C’est le cas par exemple des images qu’elle fait après le débarquement. En effet, elle est l’une des rares femmes accréditées pour suivre l’armée américaine en Europe. Pourtant, elle travaille à l’époque pour un magazine de mode US du nom de Vogue. Elle prend donc des photos de guerre à l’attention d’un lectorat féminin intéressé par des thématiques légères, avec tout ce que cela implique de complexité. Pourtant, les deux univers de la mode et de la guerre n’ont rien à voir l’un avec l’autre, a priori.

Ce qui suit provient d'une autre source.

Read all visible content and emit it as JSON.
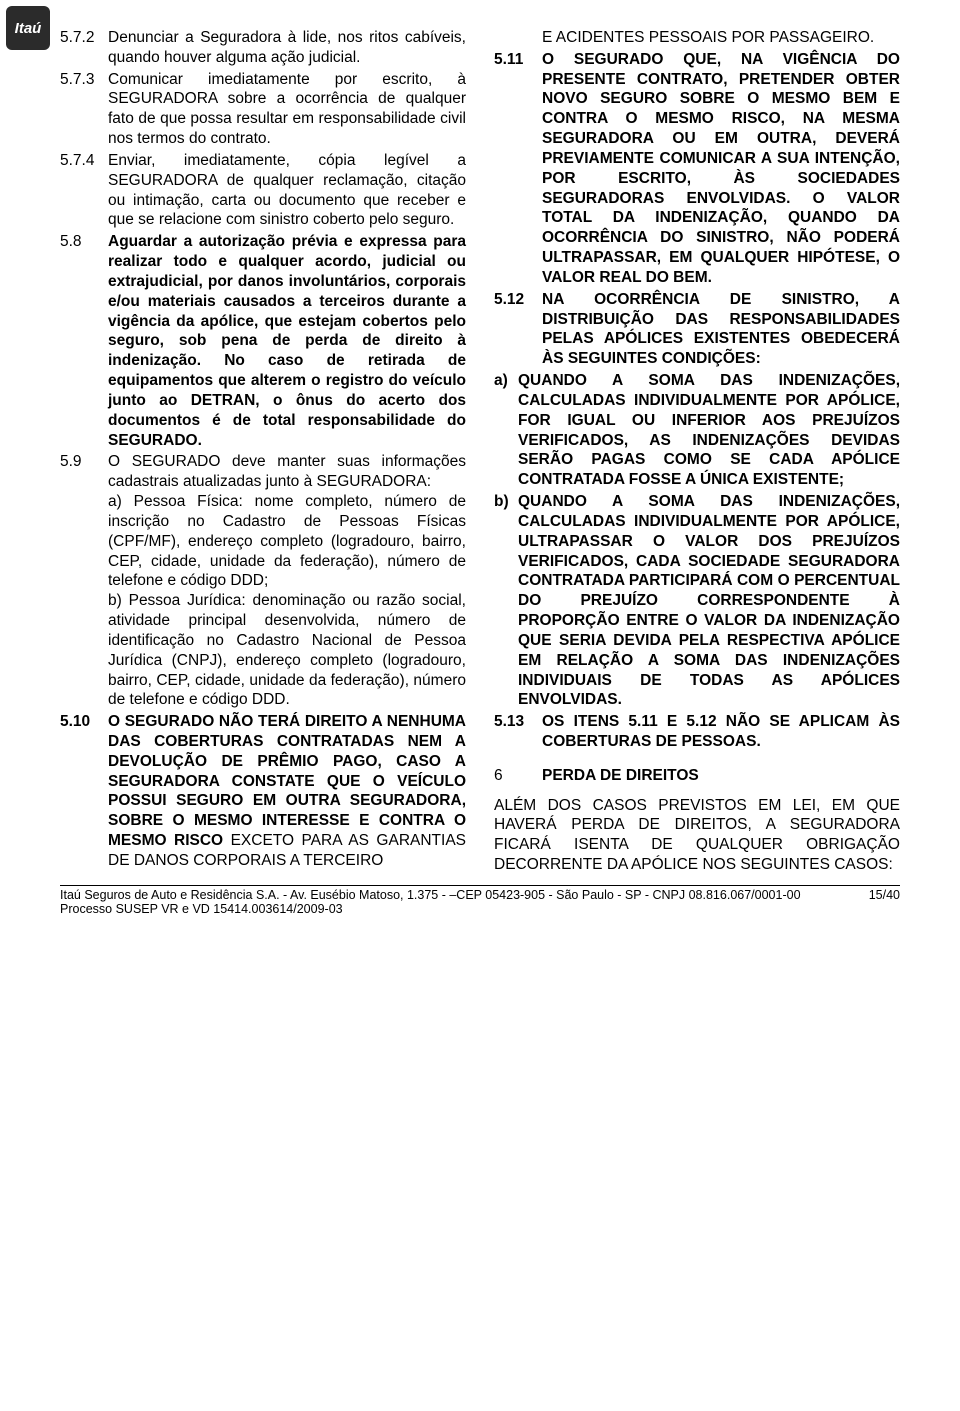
{
  "logo": "Itaú",
  "left": {
    "i572_num": "5.7.2",
    "i572_txt": "Denunciar a Seguradora à lide, nos ritos cabíveis, quando houver alguma ação judicial.",
    "i573_num": "5.7.3",
    "i573_txt": "Comunicar imediatamente por escrito, à SEGURADORA sobre a ocorrência de qualquer fato de que possa resultar em responsabilidade civil nos termos do contrato.",
    "i574_num": "5.7.4",
    "i574_txt": "Enviar, imediatamente, cópia legível a SEGURADORA de qualquer reclamação, citação ou intimação, carta ou documento que receber e que se relacione com sinistro coberto pelo seguro.",
    "i58_num": "5.8",
    "i58_txt_bold": "Aguardar a autorização prévia e expressa para realizar todo e qualquer acordo, judicial ou extrajudicial, por danos involuntários, corporais e/ou materiais causados a terceiros durante a vigência da apólice, que estejam cobertos pelo seguro, sob pena de perda de direito à indenização. No caso de retirada de equipamentos que alterem o registro do veículo junto ao DETRAN, o ônus do acerto dos documentos é de total responsabilidade do SEGURADO.",
    "i59_num": "5.9",
    "i59_intro": "O SEGURADO deve manter suas informações cadastrais atualizadas junto à SEGURADORA:",
    "i59_a": "a)    Pessoa Física: nome completo, número de inscrição no Cadastro de Pessoas Físicas (CPF/MF), endereço completo (logradouro, bairro, CEP, cidade, unidade da federação), número de telefone e código DDD;",
    "i59_b": "b)    Pessoa Jurídica: denominação ou razão social, atividade principal desenvolvida, número de identificação no Cadastro Nacional de Pessoa Jurídica (CNPJ), endereço completo (logradouro, bairro, CEP, cidade, unidade da federação), número de telefone e código DDD.",
    "i510_num": "5.10",
    "i510_bold": "O SEGURADO NÃO TERÁ DIREITO A NENHUMA DAS COBERTURAS CONTRATADAS NEM A DEVOLUÇÃO DE PRÊMIO PAGO, CASO A SEGURADORA CONSTATE QUE O VEÍCULO POSSUI SEGURO EM OUTRA SEGURADORA, SOBRE O MESMO INTERESSE E CONTRA O MESMO RISCO ",
    "i510_rest": "EXCETO PARA AS GARANTIAS DE DANOS CORPORAIS A TERCEIRO"
  },
  "right": {
    "cont": "E ACIDENTES PESSOAIS POR PASSAGEIRO.",
    "i511_num": "5.11",
    "i511_txt": "O SEGURADO QUE, NA VIGÊNCIA DO PRESENTE CONTRATO, PRETENDER OBTER NOVO SEGURO SOBRE O MESMO BEM E CONTRA O MESMO RISCO, NA MESMA SEGURADORA OU EM OUTRA, DEVERÁ PREVIAMENTE COMUNICAR A SUA INTENÇÃO, POR ESCRITO, ÀS SOCIEDADES SEGURADORAS ENVOLVIDAS. O VALOR TOTAL DA INDENIZAÇÃO, QUANDO DA OCORRÊNCIA DO SINISTRO, NÃO PODERÁ ULTRAPASSAR, EM QUALQUER HIPÓTESE, O VALOR REAL DO BEM.",
    "i512_num": "5.12",
    "i512_txt": "NA OCORRÊNCIA DE SINISTRO, A DISTRIBUIÇÃO DAS RESPONSABILIDADES PELAS APÓLICES EXISTENTES OBEDECERÁ ÀS SEGUINTES CONDIÇÕES:",
    "i512_a_num": "a)",
    "i512_a": "QUANDO A SOMA DAS INDENIZAÇÕES, CALCULADAS INDIVIDUALMENTE POR APÓLICE, FOR IGUAL OU INFERIOR AOS PREJUÍZOS VERIFICADOS, AS INDENIZAÇÕES DEVIDAS SERÃO PAGAS COMO SE CADA APÓLICE CONTRATADA FOSSE A ÚNICA EXISTENTE;",
    "i512_b_num": "b)",
    "i512_b": "QUANDO A SOMA DAS INDENIZAÇÕES, CALCULADAS INDIVIDUALMENTE POR APÓLICE, ULTRAPASSAR O VALOR DOS PREJUÍZOS VERIFICADOS, CADA SOCIEDADE SEGURADORA CONTRATADA PARTICIPARÁ COM O PERCENTUAL DO PREJUÍZO CORRESPONDENTE À PROPORÇÃO ENTRE O VALOR DA INDENIZAÇÃO QUE SERIA DEVIDA PELA RESPECTIVA APÓLICE EM RELAÇÃO A SOMA DAS INDENIZAÇÕES INDIVIDUAIS DE TODAS AS APÓLICES ENVOLVIDAS.",
    "i513_num": "5.13",
    "i513_txt": "OS ITENS 5.11 E 5.12 NÃO SE APLICAM ÀS COBERTURAS DE PESSOAS.",
    "sec6_num": "6",
    "sec6_title": "PERDA DE DIREITOS",
    "sec6_p": "ALÉM DOS CASOS PREVISTOS EM LEI, EM QUE HAVERÁ PERDA DE DIREITOS, A SEGURADORA FICARÁ ISENTA DE QUALQUER OBRIGAÇÃO DECORRENTE DA APÓLICE NOS SEGUINTES CASOS:"
  },
  "footer": {
    "line1": "Itaú Seguros de Auto e Residência S.A. - Av. Eusébio Matoso, 1.375 - –CEP 05423-905 - São Paulo - SP - CNPJ 08.816.067/0001-00",
    "line2": "Processo SUSEP VR e VD 15414.003614/2009-03",
    "page": "15/40"
  }
}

Tout en suivant l’armée américaine, elle laisse une documentation importante sous la forme de notes personnelles. Quand elle photographie des femmes tondues à Rennes, on comprend qu’elle n’éprouve aucune empathie pour ces dernières. Outre le fait d’avoir entretenu des liaisons avec des Allemands, nombre d’entre elles ont dénoncé des résistants ou fait du marché noir. Comme le rappelle Sylvie, « la tonte, vengeance très genrée, livre ces femmes à la vindicte populaire. Il s’agissait d’une forme de lynchage, d’un procédé sauvage, en dehors de toute justice traditionnelle. Et cela se ressent dans les photos de Lee Miller, malgré le mépris qu’elle éprouvait pour ces femmes ».

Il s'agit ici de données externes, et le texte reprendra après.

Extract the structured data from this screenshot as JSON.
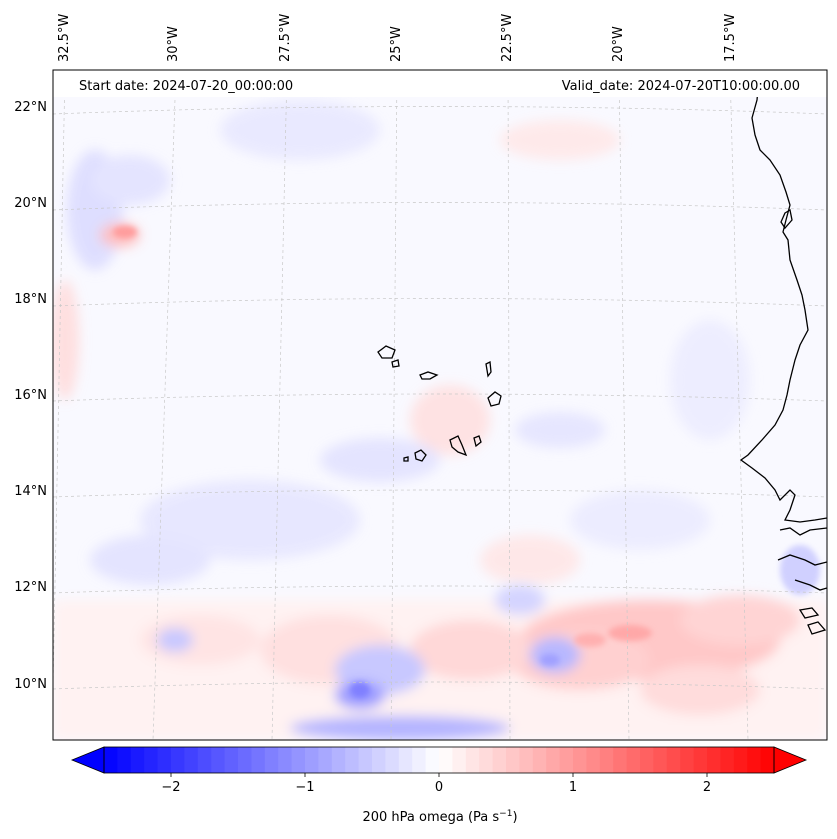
{
  "map": {
    "start_label": "Start date: 2024-07-20_00:00:00",
    "valid_label": "Valid_date: 2024-07-20T10:00:00.00",
    "lon_labels": [
      "32.5°W",
      "30°W",
      "27.5°W",
      "25°W",
      "22.5°W",
      "20°W",
      "17.5°W"
    ],
    "lat_labels": [
      "22°N",
      "20°N",
      "18°N",
      "16°N",
      "14°N",
      "12°N",
      "10°N"
    ],
    "coast_color": "#000000",
    "grid_color": "#c8c8c8"
  },
  "colorbar": {
    "label": "200 hPa omega (Pa s",
    "label_sup": "−1",
    "label_close": ")",
    "ticks": [
      "−2",
      "−1",
      "0",
      "1",
      "2"
    ],
    "tick_values": [
      -2,
      -1,
      0,
      1,
      2
    ],
    "range": [
      -2.5,
      2.5
    ],
    "cmap": "bwr",
    "extend": "both",
    "color_min": "#0000ff",
    "color_mid": "#ffffff",
    "color_max": "#ff0000"
  }
}
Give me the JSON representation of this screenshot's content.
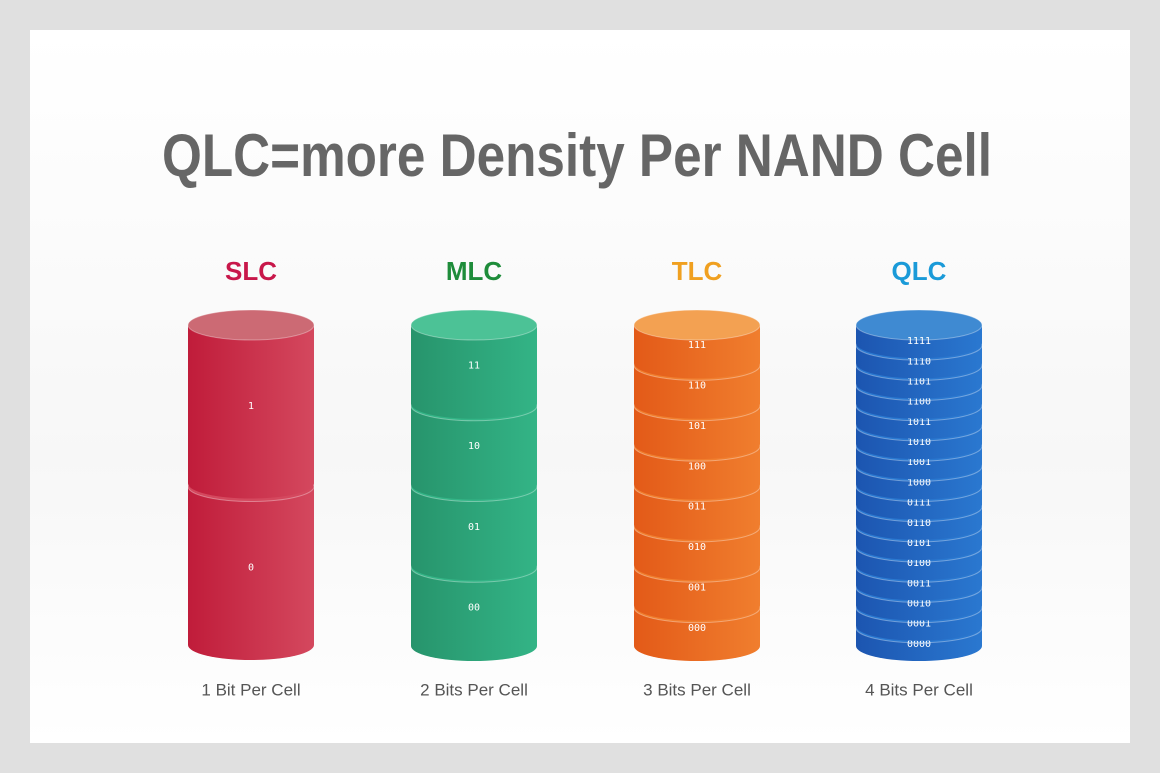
{
  "title": "QLC=more Density Per NAND Cell",
  "columns": [
    {
      "label": "SLC",
      "caption": "1 Bit Per Cell",
      "levels": [
        "1",
        "0"
      ]
    },
    {
      "label": "MLC",
      "caption": "2 Bits Per Cell",
      "levels": [
        "11",
        "10",
        "01",
        "00"
      ]
    },
    {
      "label": "TLC",
      "caption": "3 Bits Per Cell",
      "levels": [
        "111",
        "110",
        "101",
        "100",
        "011",
        "010",
        "001",
        "000"
      ]
    },
    {
      "label": "QLC",
      "caption": "4 Bits Per Cell",
      "levels": [
        "1111",
        "1110",
        "1101",
        "1100",
        "1011",
        "1010",
        "1001",
        "1000",
        "0111",
        "0110",
        "0101",
        "0100",
        "0011",
        "0010",
        "0001",
        "0000"
      ]
    }
  ]
}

Lee Miller ne se remettra pas de ce qu’elle a vu
Lee Miller passe par Paris, puis se rend avec l’armée américaine en Allemagne. Elle va couvrir la libération de certains camps de concentration. Cela a représenté pour elle un moment particulier. Elle a donc eu l’occasion de prendre des photos aussi dures que réalistes. Elle a ainsi affirmé l’esthétique de son style, à mi-chemin entre photo de mode et reportage de guerre. Elle a ainsi photographié les jambes d’un déporté dont on aperçoit le costume rayé, et les chaussures / chaussettes qu’il a fabriquées avec les bouts de matériaux glanés çà et là. Elle note alors cette phrase dans son carnet : ‘Les pyjamas rayés ne seront plus jamais à la mode’. Il s’agit pour elle de créer une distance, tout comme son cliché d’elle-même dans la baignoire d’Hitler.

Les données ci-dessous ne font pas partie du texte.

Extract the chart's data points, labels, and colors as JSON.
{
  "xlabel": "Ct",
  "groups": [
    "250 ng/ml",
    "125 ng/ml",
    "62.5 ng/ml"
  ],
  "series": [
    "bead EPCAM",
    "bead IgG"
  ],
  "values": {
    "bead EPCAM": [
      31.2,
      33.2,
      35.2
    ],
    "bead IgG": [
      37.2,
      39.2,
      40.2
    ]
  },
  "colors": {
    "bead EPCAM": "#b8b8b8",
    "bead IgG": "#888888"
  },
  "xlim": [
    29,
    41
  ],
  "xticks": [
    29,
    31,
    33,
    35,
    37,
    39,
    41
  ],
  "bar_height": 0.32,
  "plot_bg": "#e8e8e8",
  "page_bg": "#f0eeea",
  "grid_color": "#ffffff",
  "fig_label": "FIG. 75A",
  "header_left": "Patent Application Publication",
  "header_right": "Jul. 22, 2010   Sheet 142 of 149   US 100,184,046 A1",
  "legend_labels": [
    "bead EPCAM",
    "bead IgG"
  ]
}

Une fois qu’elle retrouve la vie civile, Lee Miller aura du mal à se réajuster. Elle épouse Roland Penrose, peintre, photographe et poète britannique, l’un des introducteurs du surréalisme en Angleterre. Malgré cela, elle sombre dans la boisson. Son fils découvre son passé de photographe de guerre à sa mort seulement, quand il range la maison de Lee Miller…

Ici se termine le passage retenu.